UPDATE: A useful reminder from Stratfor that the unrest in the Arab world is not a jihadi plot. Jihadis will try to exploit the problem, naturally. But that doesn't mean they will succeed. We should try to exploit the unrest to achieve better governments in the region, too:
We do not see these revolutions as a vast conspiracy by radical Islamists to take control of the region. A conspiracy that vast is easily detected, and the security forces of the individual countries would have destroyed the conspiracies quickly. No one organized the previous waves, although there have been conspiracy theories about them as well. They arose from certain conditions, following the example of one incident. But particular groups certainly tried, with greater and lesser success, to take advantage of them.

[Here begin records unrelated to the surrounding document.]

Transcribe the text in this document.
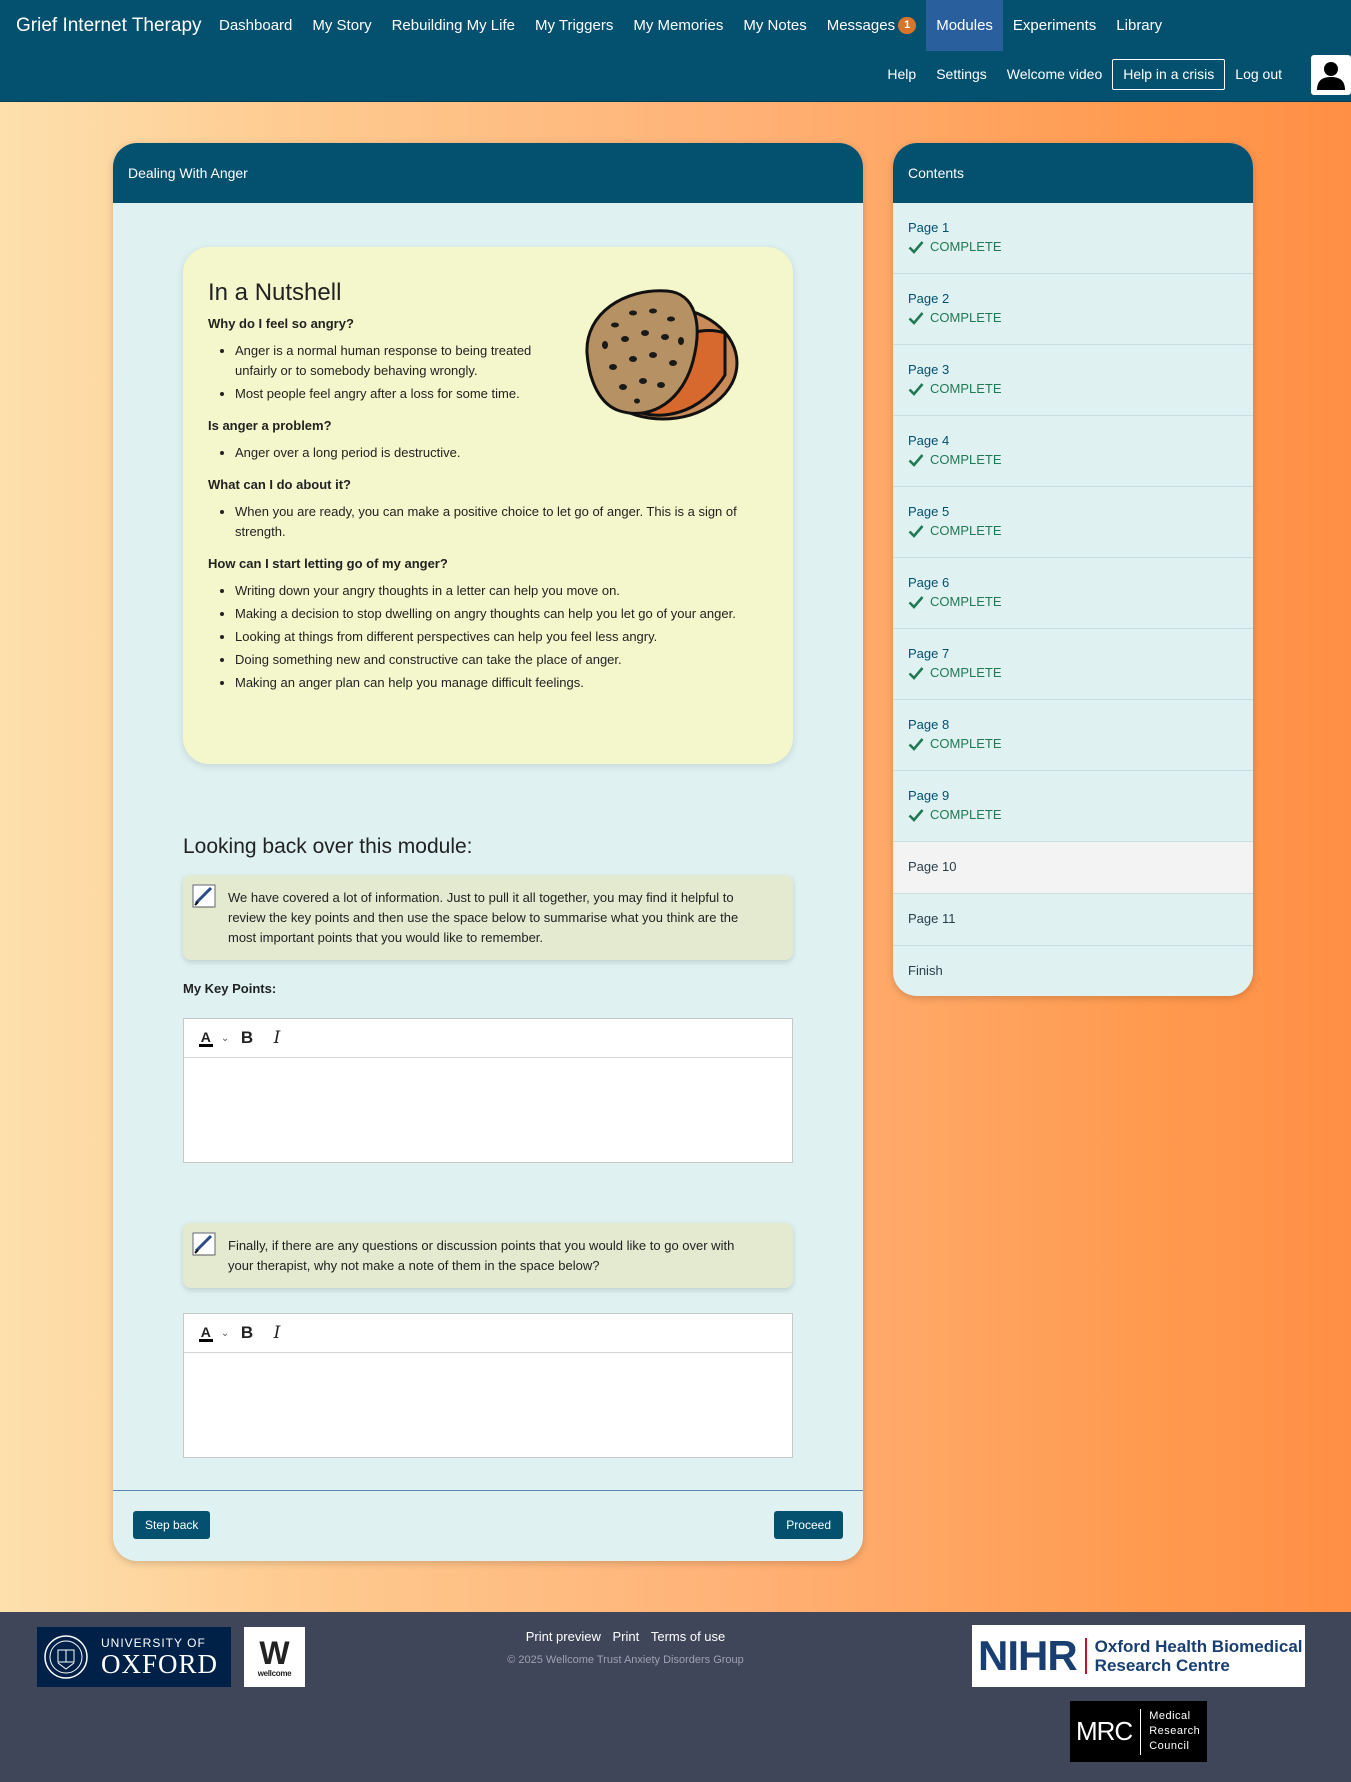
Grief Internet Therapy	Dashboard	My Story	Rebuilding My Life	My Triggers	My Memories	My Notes	Messages 1	Modules	Experiments	Library
Help	Settings	Welcome video	Help in a crisis	Log out
Dealing With Anger
In a Nutshell
Why do I feel so angry?
• Anger is a normal human response to being treated unfairly or to somebody behaving wrongly.
• Most people feel angry after a loss for some time.
Is anger a problem?
• Anger over a long period is destructive.
What can I do about it?
• When you are ready, you can make a positive choice to let go of anger. This is a sign of strength.
How can I start letting go of my anger?
• Writing down your angry thoughts in a letter can help you move on.
• Making a decision to stop dwelling on angry thoughts can help you let go of your anger.
• Looking at things from different perspectives can help you feel less angry.
• Doing something new and constructive can take the place of anger.
• Making an anger plan can help you manage difficult feelings.
Looking back over this module:
We have covered a lot of information. Just to pull it all together, you may find it helpful to review the key points and then use the space below to summarise what you think are the most important points that you would like to remember.
My Key Points:
A ⌄ B	I
Finally, if there are any questions or discussion points that you would like to go over with your therapist, why not make a note of them in the space below?
A ⌄ B	I
Step back	Proceed
Contents
Page 1
COMPLETE
Page 2
COMPLETE
Page 3
COMPLETE
Page 4
COMPLETE
Page 5
COMPLETE
Page 6
COMPLETE
Page 7
COMPLETE
Page 8
COMPLETE
Page 9
COMPLETE
Page 10
Page 11
Finish
UNIVERSITY OF
OXFORD W
wellcome
Print preview Print Terms of use
© 2025 Wellcome Trust Anxiety Disorders Group	NIHR Oxford Health Biomedical
Research Centre
MRC Medical
Research
Council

In this case, whatever the cause of the risings, there is no question that radical Islamists will attempt to take advantage and control of them. Why wouldn’t they? It is a rational and logical course for them. Whether they will be able to do so is a more complex and important question, but that they would want to and are trying to do so is obvious. They are a broad, transnational and disparate group brought up in conspiratorial methods. This is their opportunity to create a broad international coalition. Thus, as with traditional communists and the New Left in the 1960s, they did not create the rising but they would be fools not to try to take advantage of it. I would add that there is little question but that the United States and other Western countries are trying to influence the direction of the uprisings. For both sides, this is a difficult game to play, but it is particularly difficult for the United States as outsiders to play this game compared to native Islamists who know their country.
But while there is no question that Islamists would like to take control of the revolution, that does not mean that they will, nor does it mean that these revolutions will be successful.
The revolts aren't some gift from the democracy gods. They are opportunities to make things better or worse.
Work the problems, people. Don't get giddy or fatalistic.